Raspberry calms the nerves when jittery, as well helping with menopause hot flashes, night sweats, insomnia, and fatigue. 

Red clover ( Tritolium pretense)
Red clover helps treat menopause symptoms such as hot flashes along with improving cardiovascular health, and the bone loss associated with osteoporosis. 

Although the phytoestrogen effects of soy and flaxseed have been more widely studied, it's thought that red clover may actually be a more effective treatment for relieving menopausal symptoms. 

Sage (Salvia officinalis)
Sage reduces excessive sweating and it contains plant estrogens. You will find sage particularly helpful in eliminating menopause night sweats

Sage is a popular herb for menopause that's been used for many years for the treatment of hot flushes. Sage can be described as a substance that has the potential to positively influence women's estrogen levels. 

Soy
Soy products such as tofu, tempeh and miso are rich sources of isoflavones, an estrogen-like substance found in plants. Soy is commonly used in natural hormone replacement

Introducing more soy into the diet over a period of four to twelve weeks should improve instances of hot flashes. 

Herbs for Menopause

St.
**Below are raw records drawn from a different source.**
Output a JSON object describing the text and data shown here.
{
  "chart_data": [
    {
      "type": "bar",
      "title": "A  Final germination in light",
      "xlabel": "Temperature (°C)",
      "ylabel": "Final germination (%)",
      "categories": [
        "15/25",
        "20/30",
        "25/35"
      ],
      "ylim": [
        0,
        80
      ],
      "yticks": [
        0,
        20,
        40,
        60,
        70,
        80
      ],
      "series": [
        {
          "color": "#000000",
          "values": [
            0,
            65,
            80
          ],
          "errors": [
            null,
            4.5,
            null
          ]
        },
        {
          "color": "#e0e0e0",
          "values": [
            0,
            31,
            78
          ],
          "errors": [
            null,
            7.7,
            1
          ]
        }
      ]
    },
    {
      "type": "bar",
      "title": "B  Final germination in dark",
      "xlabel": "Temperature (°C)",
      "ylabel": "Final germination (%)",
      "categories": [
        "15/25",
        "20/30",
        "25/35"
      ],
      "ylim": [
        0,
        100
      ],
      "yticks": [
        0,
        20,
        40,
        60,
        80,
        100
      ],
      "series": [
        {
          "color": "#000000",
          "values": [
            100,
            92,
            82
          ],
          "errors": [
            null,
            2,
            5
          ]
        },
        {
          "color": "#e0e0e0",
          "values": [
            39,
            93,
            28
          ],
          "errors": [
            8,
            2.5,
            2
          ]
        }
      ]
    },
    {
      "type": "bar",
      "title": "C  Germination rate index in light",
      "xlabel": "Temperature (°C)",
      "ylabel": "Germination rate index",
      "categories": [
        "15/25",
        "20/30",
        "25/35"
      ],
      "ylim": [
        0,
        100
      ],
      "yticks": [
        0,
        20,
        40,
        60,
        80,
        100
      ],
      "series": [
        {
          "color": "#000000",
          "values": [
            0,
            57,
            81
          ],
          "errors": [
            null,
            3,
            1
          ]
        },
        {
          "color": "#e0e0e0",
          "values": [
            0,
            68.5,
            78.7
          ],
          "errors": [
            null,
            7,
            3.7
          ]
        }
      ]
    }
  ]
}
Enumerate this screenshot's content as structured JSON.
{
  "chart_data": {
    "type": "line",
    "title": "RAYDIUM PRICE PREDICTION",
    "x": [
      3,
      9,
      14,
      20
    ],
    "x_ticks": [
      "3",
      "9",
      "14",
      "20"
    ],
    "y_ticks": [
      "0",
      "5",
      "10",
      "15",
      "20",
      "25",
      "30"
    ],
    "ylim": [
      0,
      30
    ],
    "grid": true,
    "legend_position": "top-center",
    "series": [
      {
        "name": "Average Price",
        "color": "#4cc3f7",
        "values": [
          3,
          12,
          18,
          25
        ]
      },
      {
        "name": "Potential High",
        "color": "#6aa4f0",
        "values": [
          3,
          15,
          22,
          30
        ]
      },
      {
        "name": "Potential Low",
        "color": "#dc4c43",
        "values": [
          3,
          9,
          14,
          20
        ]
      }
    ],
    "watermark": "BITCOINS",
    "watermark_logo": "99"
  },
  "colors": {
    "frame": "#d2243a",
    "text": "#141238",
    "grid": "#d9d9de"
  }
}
Johns Wort (Hypericum perforatum)
St John’s Wort isn't an estrogen like herb. To be more effective, St John’s Wort is usually combined with other herbs such as black cohosh. 

St John’s Wort can be useful for hot flushes that are triggered by anxiety or stress. St John’s Wort is also used to treat mild to moderate anxiety and depression, especially depression related to menopause. 

Sarsaparilla (smilax officinalis)
Sarsaparilla is another alterative herb that stimulates the production of testosterone and therefore improves a waning libido. Sarsaparilla also helps to increase energy. 

Saw palmetto (Serenoa serrulata)
This herb is an harsh diuretic that's effective for treating urinary incontinence, fluid retention, and prolapse of the pelvic organs. 

Shepherd's purse (CapseIla bursapastoris)
Shepherd's purse helps regulate the pituitary gland. Shepherd's purse is particularly helpful in its ability to normalize progesterone levels. 

Shepherd's purse can help ease irregular bleeding and spotting, and help regulate cycles until they stop. 

True unicorn root (Aletris farinosa)
True unicorn root stimulates and strengthens the female genital organs. It is a bitter herb that has a sedative effect and is also useful for indigestion. 
Wild yam (Dioscarea villosa)
Herbs for menopause treatment involving wild yam have been used for centuries as an anti-inflammatory. It can provide relief of arthritis symptoms due to menopause, and may also help minimize heavy menstrual bleeding. 

Wild Yam is a herb used topically as a natural form of progesterone.  

Wild yam also eases the pain of endometriosis and can shrink the fibroid cysts that often appear in women at the menopausal stages of their lives.